Free Energy Calculations on the Binding of Natural Latrunculins and Semi-synthetic Derivatives to G-Actin

Latrunculins are significant biological molecules isolated from Negombata species, characterized by a macrocyclic lactone ring and a 2-thiazolidinone moiety. In vitro experiments revealed that the latrunculins disrupt actin polymerization. Despite having a wide variety of biological activities, their direct therapeutic use is limited by cytotoxicity. However modified latrunculins show great potential to have a wide range of useful biological activities including related to Alzheimer's disease [1,2]. We have designed a few synthetically feasible analogs of Latrunculin B with intentions to have compounds with reduced toxicity and better binding. Both naturally available and newly designed molecules were subjected to induced fit docking into G-actin. Molecular dynamics simulations and binding free energy (BFE) calculations of G-actin and the latrunculins were carried out. The docking studies revealed the binding mode of latrunculin B and analogs and were helpful to suggest possible modifications to reduce the toxicity [3]. The BFE calculations agreed well with actin polymerization inhibition data demonstrating that the recently isolated oxalatrunculin B binds more weakly than latrunculins A and B to G-actin. The binding of the latrunculins to G-actin and details of the protein-ligand interactions explain the decrease in activity of oxalatrunculin B and semi-synthetic analogs, reduced inhibition which should be beneficial for avoiding general toxicity.

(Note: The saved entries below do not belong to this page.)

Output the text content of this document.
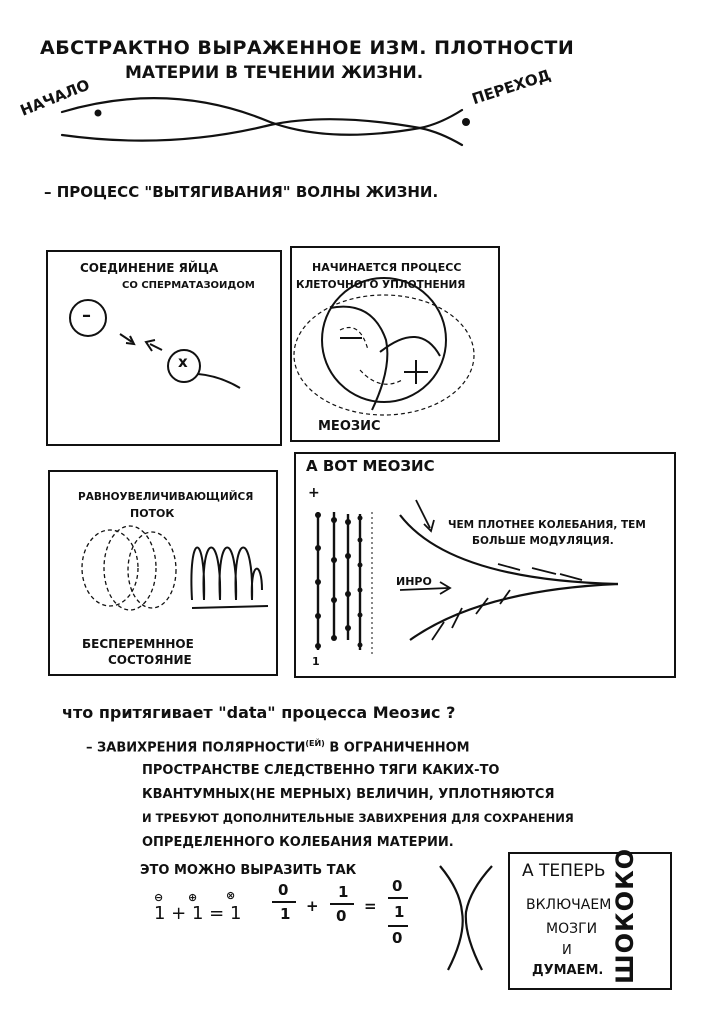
АБСТРАКТНО ВЫРАЖЕННОЕ ИЗМ. ПЛОТНОСТИ
МАТЕРИИ В ТЕЧЕНИИ ЖИЗНИ.
НАЧАЛО	ПЕРЕХОД
– ПРОЦЕСС "ВЫТЯГИВАНИЯ" ВОЛНЫ ЖИЗНИ.
СОЕДИНЕНИЕ ЯЙЦА
СО СПЕРМАТАЗОИДОМ
–
x
НАЧИНАЕТСЯ ПРОЦЕСС
КЛЕТОЧНОГО УПЛОТНЕНИЯ
МЕОЗИС
РАВНОУВЕЛИЧИВАЮЩИЙСЯ
ПОТОК
БЕСПЕРЕМННОЕ
СОСТОЯНИЕ
А ВОТ МЕОЗИС
+
1
ЧЕМ ПЛОТНЕЕ КОЛЕБАНИЯ, ТЕМ
БОЛЬШЕ МОДУЛЯЦИЯ.
ИНРО
что притягивает "data" процесса Меозис ?
– ЗАВИХРЕНИЯ $ПОЛЯРНОСТИ^{(ЕЙ)}$ В ОГРАНИЧЕННОМ
ПРОСТРАНСТВЕ СЛЕДСТВЕННО ТЯГИ КАКИХ-ТО
КВАНТУМНЫХ(НЕ МЕРНЫХ) ВЕЛИЧИН, УПЛОТНЯЮТСЯ
И ТРЕБУЮТ ДОПОЛНИТЕЛЬНЫЕ ЗАВИХРЕНИЯ ДЛЯ СОХРАНЕНИЯ
ОПРЕДЕЛЕННОГО КОЛЕБАНИЯ МАТЕРИИ.
ЭТО МОЖНО ВЫРАЗИТЬ ТАК
⊖ ⊕	⊗
1 + 1 = 1
0
1 +
1
0
=
0
1
0
А ТЕПЕРЬ
ВКЛЮЧАЕМ
МОЗГИ
И
ДУМАЕМ. ШОКОКО
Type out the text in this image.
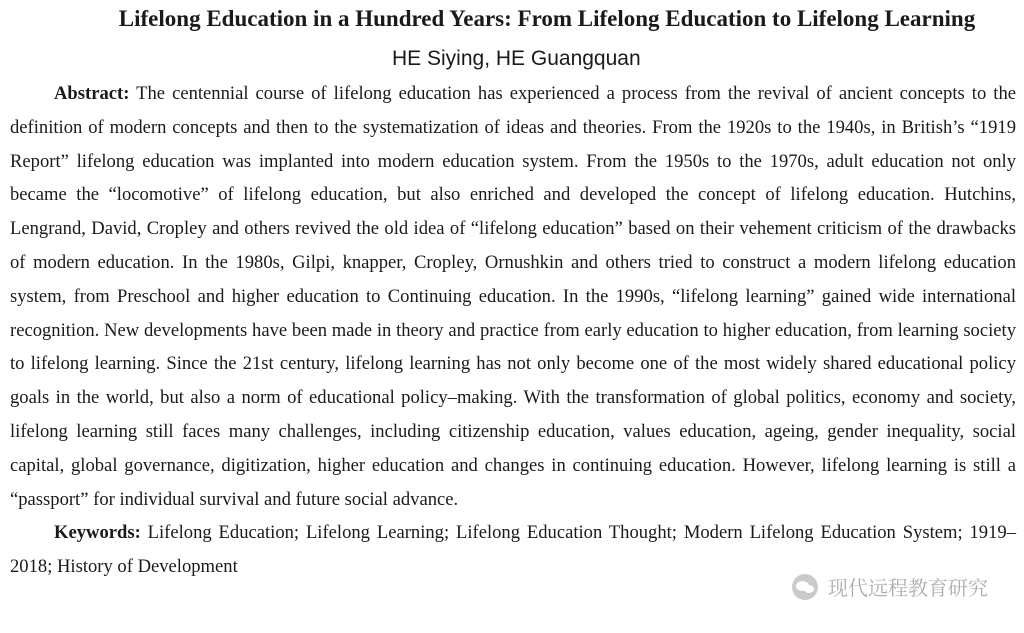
Lifelong Education in a Hundred Years: From Lifelong Education to Lifelong Learning
HE Siying, HE Guangquan

Abstract: The centennial course of lifelong education has experienced a process from the revival of ancient concepts to the definition of modern concepts and then to the systematization of ideas and theories. From the 1920s to the 1940s, in British’s “1919 Report” lifelong education was implanted into modern education system. From the 1950s to the 1970s, adult education not only became the “locomotive” of lifelong education, but also enriched and developed the concept of lifelong education. Hutchins, Lengrand, David, Cropley and others revived the old idea of “lifelong education” based on their vehement criticism of the drawbacks of modern education. In the 1980s, Gilpi, knapper, Cropley, Ornushkin and others tried to construct a modern lifelong education system, from Preschool and higher education to Continuing education. In the 1990s, “lifelong learning” gained wide international recognition. New developments have been made in theory and practice from early education to higher education, from learning society to lifelong learning. Since the 21st century, lifelong learning has not only become one of the most widely shared educational policy goals in the world, but also a norm of educational policy–making. With the transformation of global politics, economy and society, lifelong learning still faces many challenges, including citizenship education, values education, ageing, gender inequality, social capital, global governance, digitization, higher education and changes in continuing education. However, lifelong learning is still a “passport” for individual survival and future social advance.

Keywords: Lifelong Education; Lifelong Learning; Lifelong Education Thought; Modern Lifelong Education System; 1919–2018; History of Development

现代远程教育研究
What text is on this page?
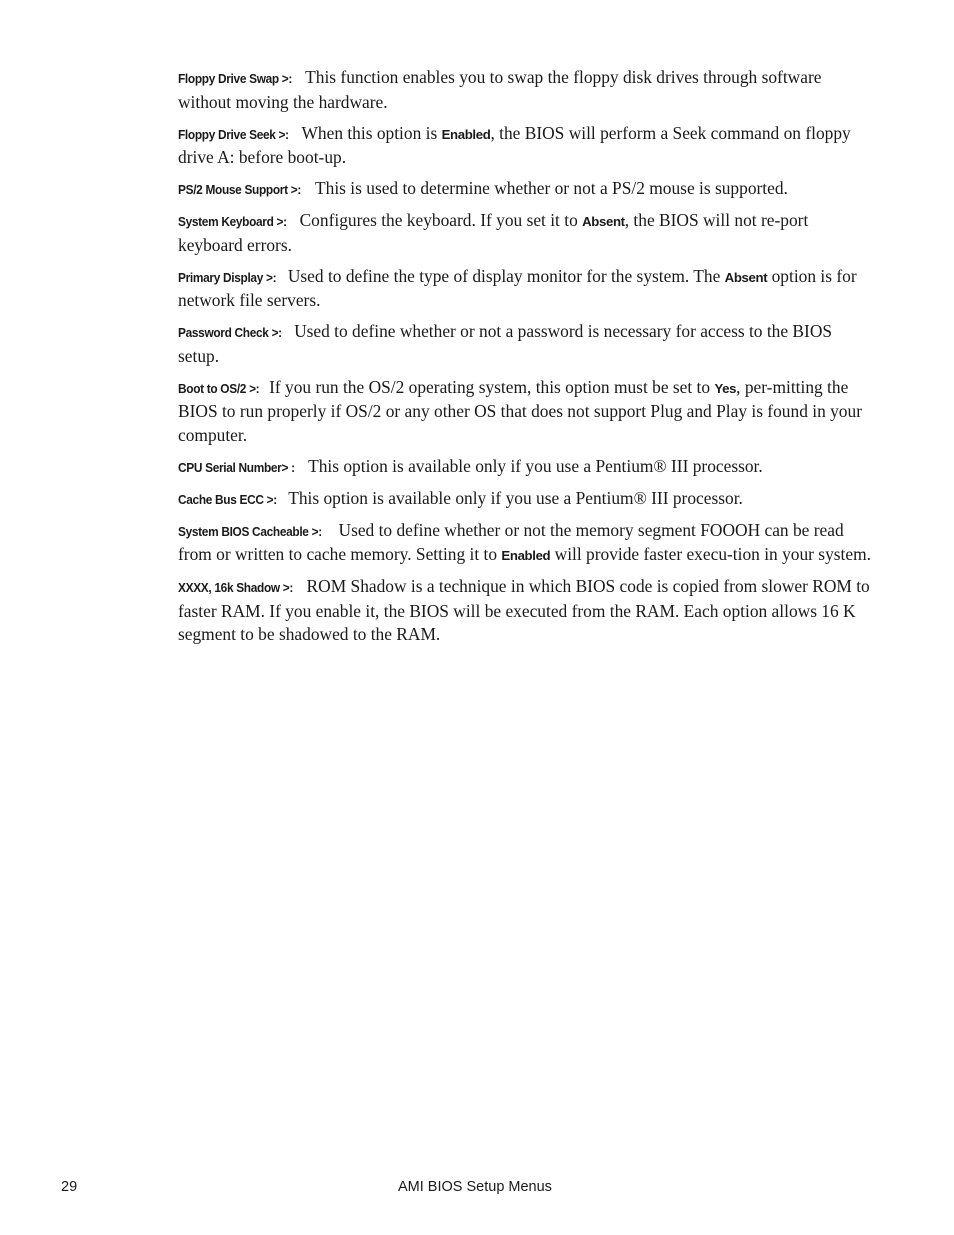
Floppy Drive Swap >: This function enables you to swap the floppy disk drives through software without moving the hardware.

Floppy Drive Seek >: When this option is Enabled, the BIOS will perform a Seek command on floppy drive A: before boot-up.

PS/2 Mouse Support >: This is used to determine whether or not a PS/2 mouse is supported.

System Keyboard >: Configures the keyboard. If you set it to Absent, the BIOS will not re-port keyboard errors.

Primary Display >: Used to define the type of display monitor for the system. The Absent option is for network file servers.

Password Check >: Used to define whether or not a password is necessary for access to the BIOS setup.

Boot to OS/2 >: If you run the OS/2 operating system, this option must be set to Yes, per-mitting the BIOS to run properly if OS/2 or any other OS that does not support Plug and Play is found in your computer.

CPU Serial Number> : This option is available only if you use a Pentium® III processor.

Cache Bus ECC >: This option is available only if you use a Pentium® III processor.

System BIOS Cacheable >: Used to define whether or not the memory segment FOOOH can be read from or written to cache memory. Setting it to Enabled will provide faster execu-tion in your system.

XXXX, 16k Shadow >: ROM Shadow is a technique in which BIOS code is copied from slower ROM to faster RAM. If you enable it, the BIOS will be executed from the RAM. Each option allows 16 K segment to be shadowed to the RAM.

29	AMI BIOS Setup Menus
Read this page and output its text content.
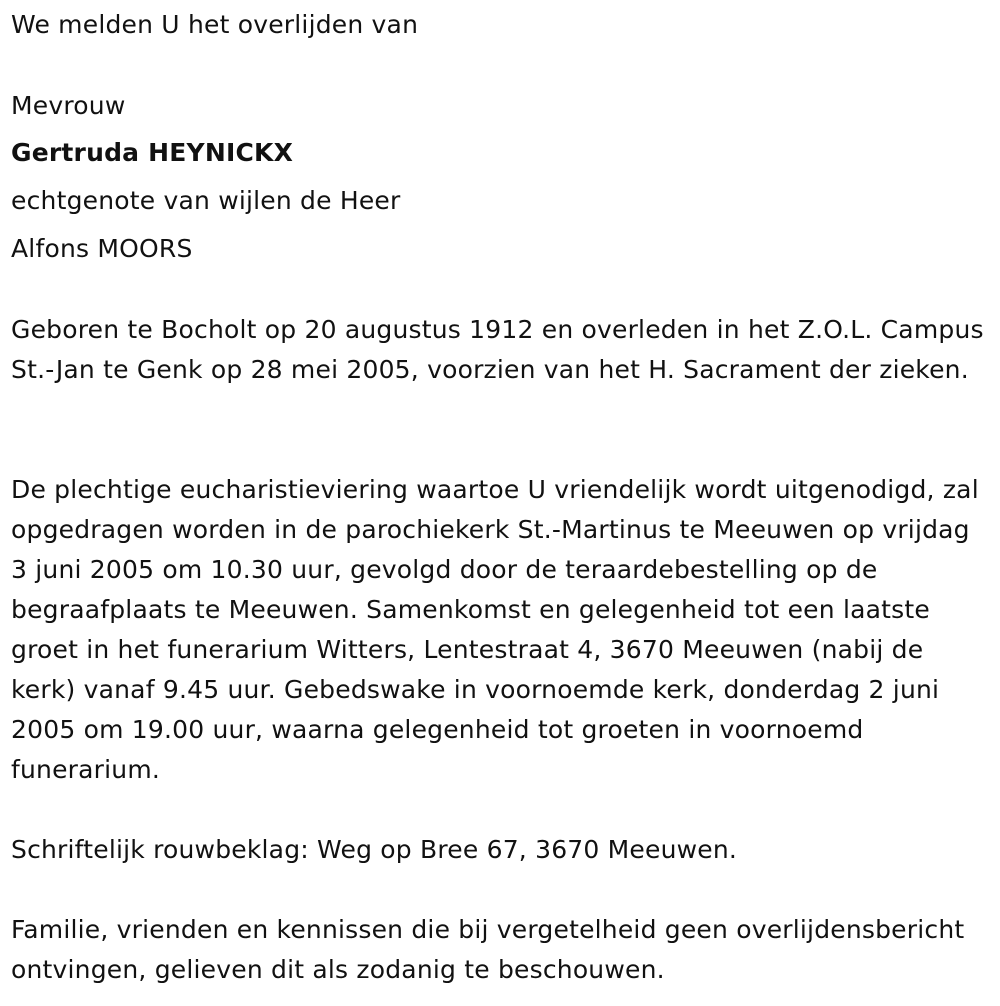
We melden U het overlijden van
Mevrouw
Gertruda HEYNICKX
echtgenote van wijlen de Heer
Alfons MOORS
Geboren te Bocholt op 20 augustus 1912 en overleden in het Z.O.L. Campus St.-Jan te Genk op 28 mei 2005, voorzien van het H. Sacrament der zieken.
De plechtige eucharistieviering waartoe U vriendelijk wordt uitgenodigd, zal opgedragen worden in de parochiekerk St.-Martinus te Meeuwen op vrijdag 3 juni 2005 om 10.30 uur, gevolgd door de teraardebestelling op de begraafplaats te Meeuwen. Samenkomst en gelegenheid tot een laatste groet in het funerarium Witters, Lentestraat 4, 3670 Meeuwen (nabij de kerk) vanaf 9.45 uur. Gebedswake in voornoemde kerk, donderdag 2 juni 2005 om 19.00 uur, waarna gelegenheid tot groeten in voornoemd funerarium.
Schriftelijk rouwbeklag: Weg op Bree 67, 3670 Meeuwen.
Familie, vrienden en kennissen die bij vergetelheid geen overlijdensbericht ontvingen, gelieven dit als zodanig te beschouwen.
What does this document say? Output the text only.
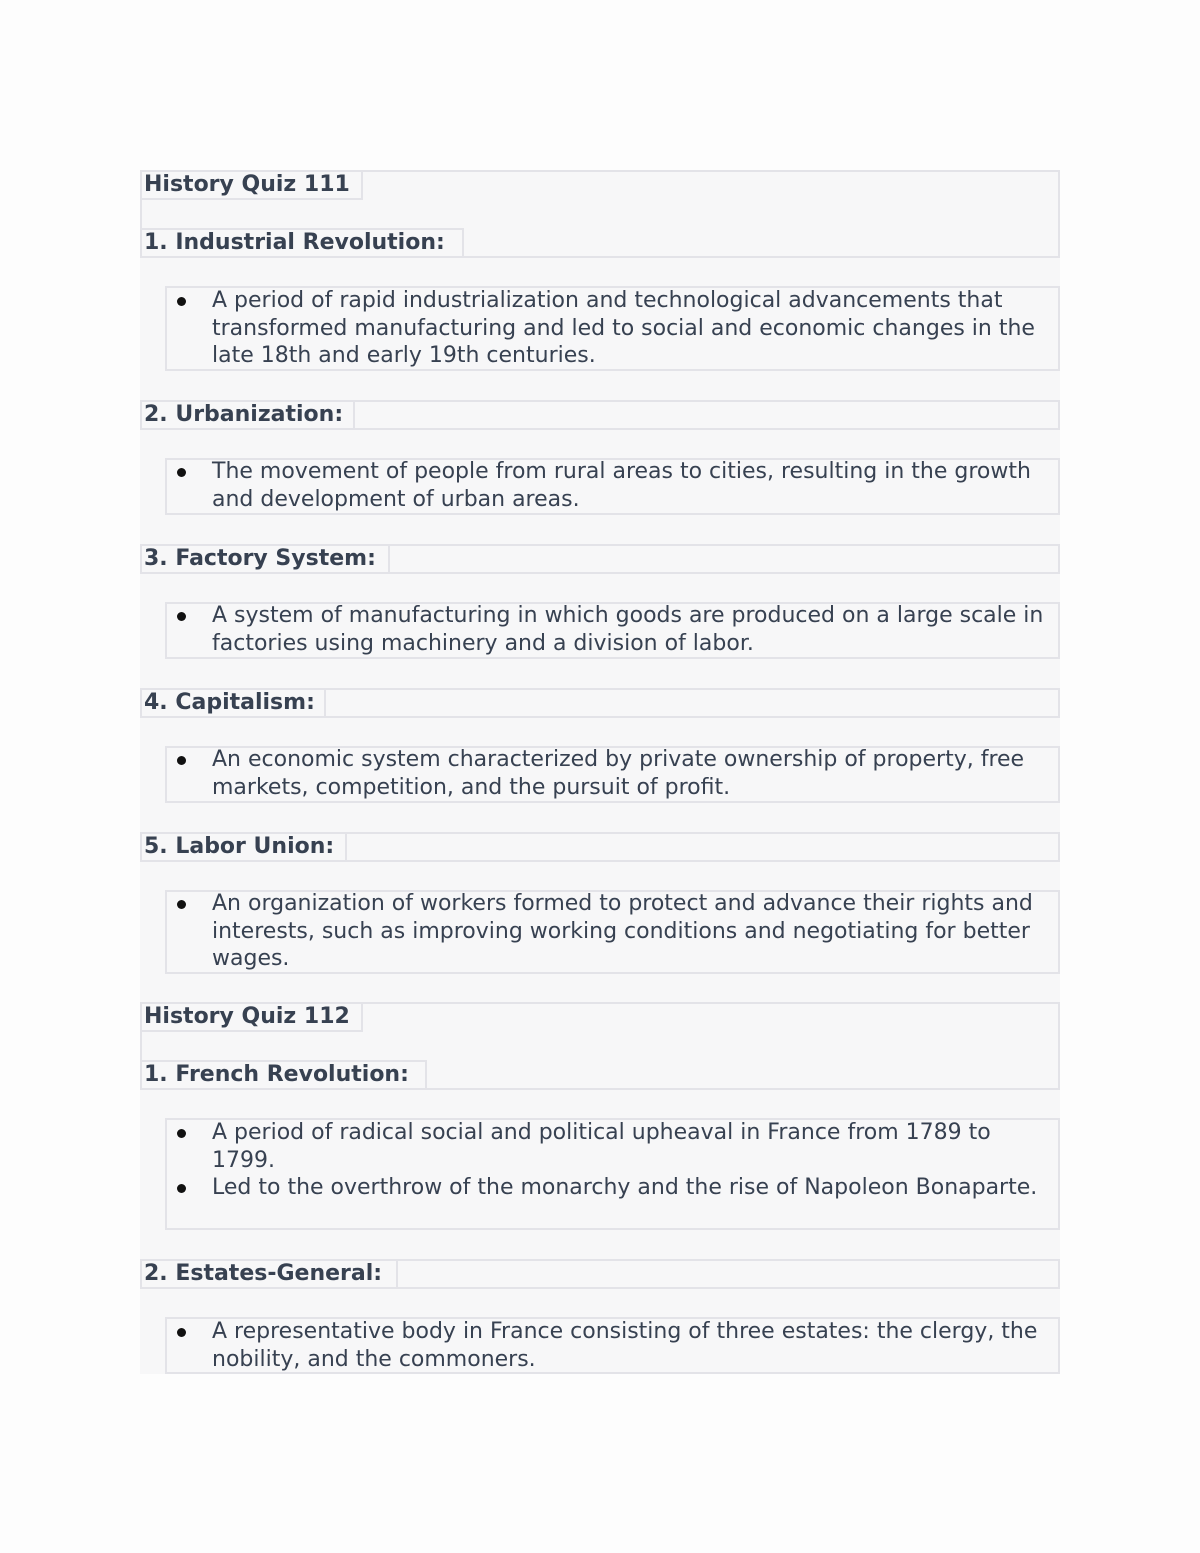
History Quiz 111
1. Industrial Revolution:
A period of rapid industrialization and technological advancements that transformed manufacturing and led to social and economic changes in the late 18th and early 19th centuries.
2. Urbanization:
The movement of people from rural areas to cities, resulting in the growth and development of urban areas.
3. Factory System:
A system of manufacturing in which goods are produced on a large scale in factories using machinery and a division of labor.
4. Capitalism:
An economic system characterized by private ownership of property, free markets, competition, and the pursuit of profit.
5. Labor Union:
An organization of workers formed to protect and advance their rights and interests, such as improving working conditions and negotiating for better wages.
History Quiz 112
1. French Revolution:
A period of radical social and political upheaval in France from 1789 to 1799.
Led to the overthrow of the monarchy and the rise of Napoleon Bonaparte.
2. Estates-General:
A representative body in France consisting of three estates: the clergy, the nobility, and the commoners.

Acknowledgements: NIH National Center for Research Resources C06 RR-14503-01 and 5P20RR021929; National Science Foundation EPS-0556308. PRD is a University of Mississippi NIH CORE-NPN Natural Products Neuroscience Fellow. References: [1] Harms C, et al. (2004), Mol Cell Neurosci. 25: 69–82. [2] Fulga TA, et al. (2007), Nat Cell Biol, 9: 139–48. [3] Ahmed SA, et al. (2007), Org Lett, 9: 4773–4776.